Two publications [25, 29] reported foot deformity prevalence, with both using an acceptable case definition but unvalidated clinical examination methods, including one investigating in a community-dwelling DFD population and the other an inpatient population. In a state-wide Qld community-dwelling DFD population, foot deformity prevalence was 63.2% [29]. In a state-wide Qld inpatient population, diabetes-related foot deformity prevalence was 7.2% (including 30.5% in diabetes inpatients) [25].
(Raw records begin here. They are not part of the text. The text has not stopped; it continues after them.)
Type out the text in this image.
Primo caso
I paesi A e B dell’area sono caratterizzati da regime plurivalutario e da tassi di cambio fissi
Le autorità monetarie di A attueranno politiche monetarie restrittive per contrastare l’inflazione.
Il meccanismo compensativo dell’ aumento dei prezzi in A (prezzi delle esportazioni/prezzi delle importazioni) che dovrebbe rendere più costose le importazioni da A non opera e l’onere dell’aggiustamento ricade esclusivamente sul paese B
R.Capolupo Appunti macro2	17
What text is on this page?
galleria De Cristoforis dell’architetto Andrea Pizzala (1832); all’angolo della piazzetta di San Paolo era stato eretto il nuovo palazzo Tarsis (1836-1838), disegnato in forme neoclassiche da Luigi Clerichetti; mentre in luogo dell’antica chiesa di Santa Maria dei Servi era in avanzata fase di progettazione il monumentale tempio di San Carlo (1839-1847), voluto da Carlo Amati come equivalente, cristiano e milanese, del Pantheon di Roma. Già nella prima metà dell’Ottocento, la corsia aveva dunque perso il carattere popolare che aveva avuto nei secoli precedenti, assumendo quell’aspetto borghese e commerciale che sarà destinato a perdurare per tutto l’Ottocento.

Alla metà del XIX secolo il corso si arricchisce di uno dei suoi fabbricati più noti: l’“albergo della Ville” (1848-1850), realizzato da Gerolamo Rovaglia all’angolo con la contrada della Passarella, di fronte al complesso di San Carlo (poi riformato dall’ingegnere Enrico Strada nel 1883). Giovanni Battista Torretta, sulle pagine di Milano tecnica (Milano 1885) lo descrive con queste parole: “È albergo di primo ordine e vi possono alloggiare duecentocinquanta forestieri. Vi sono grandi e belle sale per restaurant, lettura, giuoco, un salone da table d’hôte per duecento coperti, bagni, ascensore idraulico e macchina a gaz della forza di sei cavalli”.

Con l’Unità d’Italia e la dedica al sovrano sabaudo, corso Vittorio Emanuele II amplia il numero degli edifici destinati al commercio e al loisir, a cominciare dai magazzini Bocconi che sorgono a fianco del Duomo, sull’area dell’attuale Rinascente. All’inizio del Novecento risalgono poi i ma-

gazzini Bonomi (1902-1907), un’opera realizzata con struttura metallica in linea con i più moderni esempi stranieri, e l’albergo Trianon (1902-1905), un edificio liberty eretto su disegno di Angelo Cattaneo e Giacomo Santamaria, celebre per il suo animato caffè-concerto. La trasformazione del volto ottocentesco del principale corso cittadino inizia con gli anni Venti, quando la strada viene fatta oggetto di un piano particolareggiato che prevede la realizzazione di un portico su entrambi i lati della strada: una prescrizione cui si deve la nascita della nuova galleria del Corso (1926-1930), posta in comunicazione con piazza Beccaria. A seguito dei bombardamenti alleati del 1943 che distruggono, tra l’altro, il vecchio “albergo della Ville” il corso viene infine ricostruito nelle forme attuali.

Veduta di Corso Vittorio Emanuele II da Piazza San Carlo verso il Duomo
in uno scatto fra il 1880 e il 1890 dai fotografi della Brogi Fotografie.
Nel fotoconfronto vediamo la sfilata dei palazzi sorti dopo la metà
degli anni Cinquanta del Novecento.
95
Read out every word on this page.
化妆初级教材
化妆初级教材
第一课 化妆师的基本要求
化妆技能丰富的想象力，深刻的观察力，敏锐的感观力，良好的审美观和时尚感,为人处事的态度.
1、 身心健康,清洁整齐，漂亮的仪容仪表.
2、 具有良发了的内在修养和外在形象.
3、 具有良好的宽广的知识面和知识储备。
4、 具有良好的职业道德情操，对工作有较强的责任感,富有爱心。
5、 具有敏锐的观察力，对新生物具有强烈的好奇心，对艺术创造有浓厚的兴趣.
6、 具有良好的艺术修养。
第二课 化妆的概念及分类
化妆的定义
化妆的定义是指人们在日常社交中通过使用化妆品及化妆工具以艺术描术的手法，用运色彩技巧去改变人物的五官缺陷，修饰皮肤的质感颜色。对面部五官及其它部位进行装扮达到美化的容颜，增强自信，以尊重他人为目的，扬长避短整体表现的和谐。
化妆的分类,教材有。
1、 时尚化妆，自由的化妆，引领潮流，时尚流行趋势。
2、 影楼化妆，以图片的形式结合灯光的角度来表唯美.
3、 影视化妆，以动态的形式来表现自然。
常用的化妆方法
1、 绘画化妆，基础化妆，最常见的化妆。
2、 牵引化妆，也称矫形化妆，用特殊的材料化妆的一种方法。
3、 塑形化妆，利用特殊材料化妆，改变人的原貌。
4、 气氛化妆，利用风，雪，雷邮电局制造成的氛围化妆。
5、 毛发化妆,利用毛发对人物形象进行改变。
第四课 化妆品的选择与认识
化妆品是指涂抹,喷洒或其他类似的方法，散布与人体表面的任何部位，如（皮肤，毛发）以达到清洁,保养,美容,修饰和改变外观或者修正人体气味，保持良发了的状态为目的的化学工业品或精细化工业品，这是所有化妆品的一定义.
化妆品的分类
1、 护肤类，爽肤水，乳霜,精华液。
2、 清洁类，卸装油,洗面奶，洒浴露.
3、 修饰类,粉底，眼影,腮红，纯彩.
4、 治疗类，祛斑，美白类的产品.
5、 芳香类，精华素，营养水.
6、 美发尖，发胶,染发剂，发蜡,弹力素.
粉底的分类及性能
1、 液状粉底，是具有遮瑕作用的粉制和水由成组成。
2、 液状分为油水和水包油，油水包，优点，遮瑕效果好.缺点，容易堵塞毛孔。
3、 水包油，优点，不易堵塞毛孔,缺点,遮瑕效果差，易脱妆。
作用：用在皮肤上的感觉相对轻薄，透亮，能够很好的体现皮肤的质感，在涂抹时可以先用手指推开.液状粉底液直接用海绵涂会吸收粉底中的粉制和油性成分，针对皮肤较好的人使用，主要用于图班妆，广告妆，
Diabetes-related foot disease (DFD)

Five publications [18, 19, 27, 29, 35] reported the outcomes of prevalence or incidence of DFD (Table 2; Table S4).

Foot ulcer

Prevalence

Three publications [18, 27, 35] reported foot ulcer prevalence, with only one [27] using an acceptable case definition and validated clinical examination method. Two were investigating foot ulcers in a community-dwelling diabetes population and one in an inpatient population. In the community-dwelling diabetes populations, foot ulcer prevalence was 1.2–1.5% in the region-wide Fremantle population [18, 35]. In a state-wide Qld inpatient population, diabetes-related foot ulcer prevalence was 3.5% (including 15.1% in diabetes inpatients) [27].

Incidence

One publication [18] reported foot ulcer hospitalisation incidence using an acceptable case definition but unvalidated hospital coding method (Table S4). The publication reported an incidence of 5.2 per 1000 person-years in a region-wide Fremantle community-dwelling diabetes population.

Foot infection

Prevalence

One publication [27] reported foot infection prevalence, using an acceptable case definition and validated clinical examination method in an inpatient population. In a state-wide Qld inpatient population, diabetes-related foot infection prevalence was 1.7% (including 7.0% in diabetes inpatients) [27].

Incidence

Two publications [19, 29] reported foot infection incidence, with both using an acceptable case definition and validated clinical examination method, including one in a general population and one in a community-dwelling DFD population (Table S4). In a region-wide Darwin general population, the foot infection hospitalisation incidence was 79 per 100,000 person-years (including 195 per 100,000 in Indigenous and 38 per 100,000 all person-years in non-Indigenous populations) [19]. In a state-wide Qld community-dwelling population, 40.1% of people with non-infected diabetes-related foot ulcers developed an infection over a 12 month period [29].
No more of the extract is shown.